Families of more than 180 miners trapped in flooded coal mines in eastern China and presumed dead lashed out at one of the companies yesterday, complaining it had ignored safety warnings to close.
Rescue workers were pumping water in a bid to reach 172 miners missing for four days in the Huayuan mine and nine others in a smaller mine run by another firm "despite dim hopes for anyone to survive," the Xinhua news agency reported.
The miners have been trapped since Friday afternoon when a dike collapsed, several hours after other mines in the area had pulled their workers to the surface because of flooding fears.
"The news reports say it is a natural disaster because of the rain, but the accident is because of the mine management. Every year there is flooding," said Ma Xiumei, who came with her sister to the mine headquarters in Xintai, Shandong Province, for information about their missing brother.
"If these miners are safely brought home we won't say a thing, but if it is the worst then they [the company] need to think about my younger brother's laid-off wife, his children, his aging mother," she said.
At least two other mines in the area have said that worries about unusually heavy rains had prompted them to shut down on Friday morning, raising questions about why the Huayuan Mining Co continued to operate.
The state-run China Daily also reported yesterday that relatives were complaining about "human error." It quoted one worker as saying the mine had flooded every year since 2002.

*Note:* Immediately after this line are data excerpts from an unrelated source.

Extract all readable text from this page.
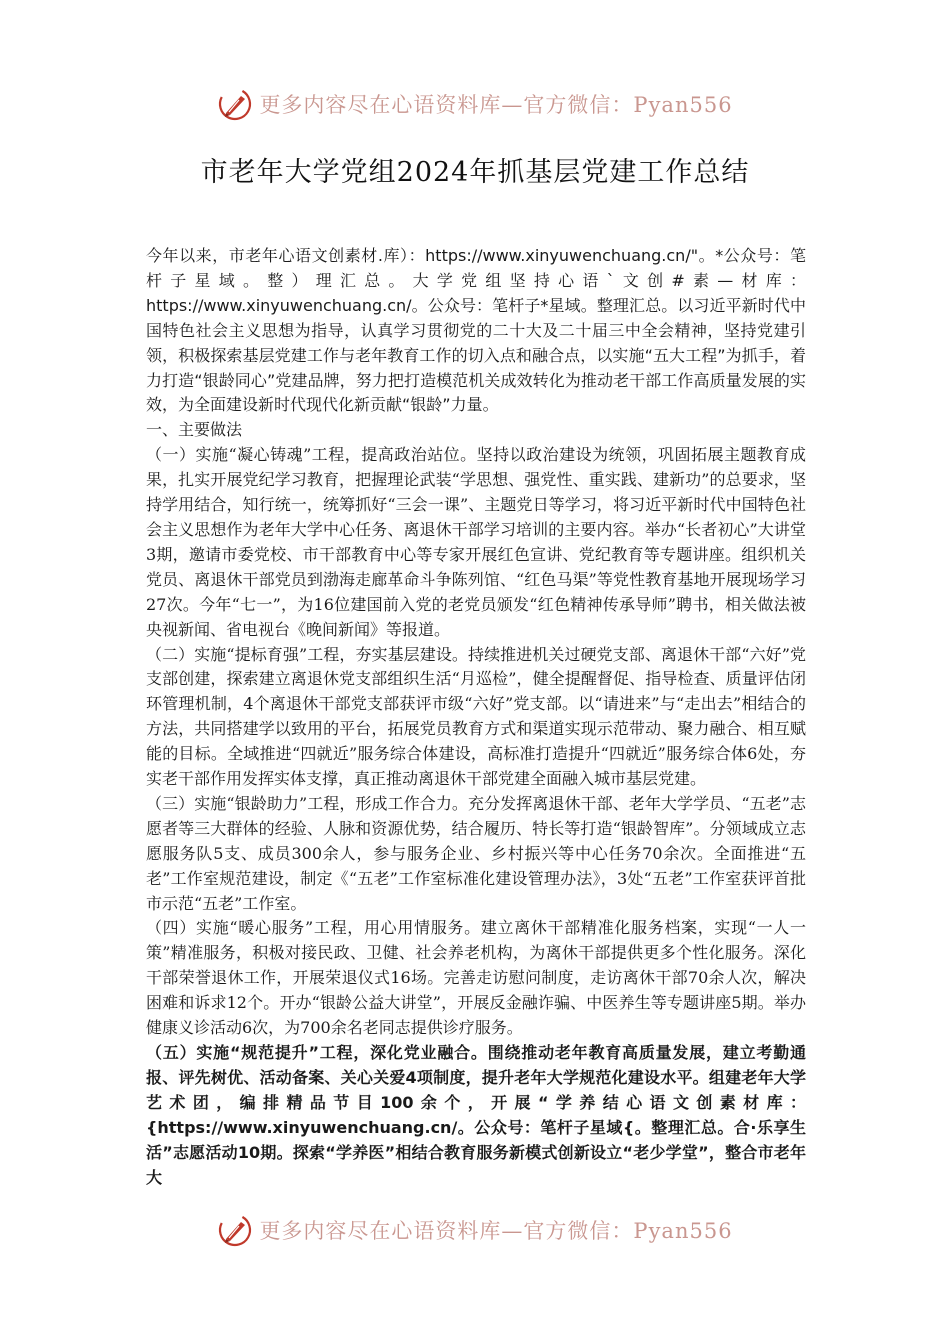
更多内容尽在心语资料库—官方微信：Pyan556
市老年大学党组2024年抓基层党建工作总结

今年以来，市老年心语文创素材.库）：https://www.xinyuwenchuang.cn/"。*公众号：笔杆子星域。整）理汇总。大学党组坚持心语`文创#素—材库：https://www.xinyuwenchuang.cn/。公众号：笔杆子*星域。整理汇总。以习近平新时代中国特色社会主义思想为指导，认真学习贯彻党的二十大及二十届三中全会精神，坚持党建引领，积极探索基层党建工作与老年教育工作的切入点和融合点，以实施“五大工程”为抓手，着力打造“银龄同心”党建品牌，努力把打造模范机关成效转化为推动老干部工作高质量发展的实效，为全面建设新时代现代化新贡献“银龄”力量。

一、主要做法

（一）实施“凝心铸魂”工程，提高政治站位。坚持以政治建设为统领，巩固拓展主题教育成果，扎实开展党纪学习教育，把握理论武装“学思想、强党性、重实践、建新功”的总要求，坚持学用结合，知行统一，统筹抓好“三会一课”、主题党日等学习，将习近平新时代中国特色社会主义思想作为老年大学中心任务、离退休干部学习培训的主要内容。举办“长者初心”大讲堂3期，邀请市委党校、市干部教育中心等专家开展红色宣讲、党纪教育等专题讲座。组织机关党员、离退休干部党员到渤海走廊革命斗争陈列馆、“红色马渠”等党性教育基地开展现场学习27次。今年“七一”，为16位建国前入党的老党员颁发“红色精神传承导师”聘书，相关做法被央视新闻、省电视台《晚间新闻》等报道。

（二）实施“提标育强”工程，夯实基层建设。持续推进机关过硬党支部、离退休干部“六好”党支部创建，探索建立离退休党支部组织生活“月巡检”，健全提醒督促、指导检查、质量评估闭环管理机制，4个离退休干部党支部获评市级“六好”党支部。以“请进来”与“走出去”相结合的方法，共同搭建学以致用的平台，拓展党员教育方式和渠道实现示范带动、聚力融合、相互赋能的目标。全域推进“四就近”服务综合体建设，高标准打造提升“四就近”服务综合体6处，夯实老干部作用发挥实体支撑，真正推动离退休干部党建全面融入城市基层党建。

（三）实施“银龄助力”工程，形成工作合力。充分发挥离退休干部、老年大学学员、“五老”志愿者等三大群体的经验、人脉和资源优势，结合履历、特长等打造“银龄智库”。分领域成立志愿服务队5支、成员300余人，参与服务企业、乡村振兴等中心任务70余次。全面推进“五老”工作室规范建设，制定《“五老”工作室标准化建设管理办法》，3处“五老”工作室获评首批市示范“五老”工作室。

（四）实施“暖心服务”工程，用心用情服务。建立离休干部精准化服务档案，实现“一人一策”精准服务，积极对接民政、卫健、社会养老机构，为离休干部提供更多个性化服务。深化干部荣誉退休工作，开展荣退仪式16场。完善走访慰问制度，走访离休干部70余人次，解决困难和诉求12个。开办“银龄公益大讲堂”，开展反金融诈骗、中医养生等专题讲座5期。举办健康义诊活动6次，为700余名老同志提供诊疗服务。

（五）实施“规范提升”工程，深化党业融合。围绕推动老年教育高质量发展，建立考勤通报、评先树优、活动备案、关心关爱4项制度，提升老年大学规范化建设水平。组建老年大学艺术团，编排精品节目100余个，开展“学养结心语文创素材库：{https://www.xinyuwenchuang.cn/。公众号：笔杆子星域{。整理汇总。合·乐享生活”志愿活动10期。探索“学养医”相结合教育服务新模式创新设立“老少学堂”，整合市老年大

更多内容尽在心语资料库—官方微信：Pyan556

The company and local government appeared to be isolating families and pressuring them to keep their anger in check after one family attacked a Huayuan office with sticks on Monday.

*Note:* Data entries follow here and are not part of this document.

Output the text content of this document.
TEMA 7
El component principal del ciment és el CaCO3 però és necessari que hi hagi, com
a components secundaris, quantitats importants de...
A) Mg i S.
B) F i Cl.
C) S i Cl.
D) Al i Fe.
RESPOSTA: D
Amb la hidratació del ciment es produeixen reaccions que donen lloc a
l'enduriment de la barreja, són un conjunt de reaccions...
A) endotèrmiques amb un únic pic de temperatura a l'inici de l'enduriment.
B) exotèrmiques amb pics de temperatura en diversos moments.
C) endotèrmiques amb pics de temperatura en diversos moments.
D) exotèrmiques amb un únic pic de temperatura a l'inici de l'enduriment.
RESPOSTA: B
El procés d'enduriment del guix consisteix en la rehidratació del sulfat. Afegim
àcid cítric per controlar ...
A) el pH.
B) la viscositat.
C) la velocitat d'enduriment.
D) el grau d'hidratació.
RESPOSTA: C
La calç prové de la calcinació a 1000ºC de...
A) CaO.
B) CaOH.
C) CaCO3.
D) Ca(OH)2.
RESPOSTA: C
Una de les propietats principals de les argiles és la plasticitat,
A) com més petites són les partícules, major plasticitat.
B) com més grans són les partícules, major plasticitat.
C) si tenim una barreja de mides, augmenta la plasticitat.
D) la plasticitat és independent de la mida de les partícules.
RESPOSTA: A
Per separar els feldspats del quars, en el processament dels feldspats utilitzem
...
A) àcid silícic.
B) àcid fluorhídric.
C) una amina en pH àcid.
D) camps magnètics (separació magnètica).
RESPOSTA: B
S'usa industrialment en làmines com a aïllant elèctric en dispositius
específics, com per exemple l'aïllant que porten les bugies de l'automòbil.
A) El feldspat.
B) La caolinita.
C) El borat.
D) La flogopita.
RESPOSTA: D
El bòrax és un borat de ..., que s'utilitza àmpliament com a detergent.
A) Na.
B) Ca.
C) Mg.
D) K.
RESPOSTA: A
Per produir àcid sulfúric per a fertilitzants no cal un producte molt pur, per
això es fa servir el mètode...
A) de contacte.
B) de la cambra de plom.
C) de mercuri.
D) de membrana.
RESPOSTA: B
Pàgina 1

Some neighborhoods with a lot of mining families have been sealed off, with plain-clothed guards keeping outsiders away. Some families have also been taken away and put up in hotels in the main center of Xintai, a 15-minute drive from the mining company offices. One person who managed to sneak away from a hotel said the families had been told not to talk to each other.
While the Ma sisters were speaking to a reporter, a woman with short-cropped hair and wearing white pants and a white shirt with a black leopard-spot pattern pulled Ma Xiumei aside.
"Don't make a big thing about this, you have to think about your brother's job," the woman said.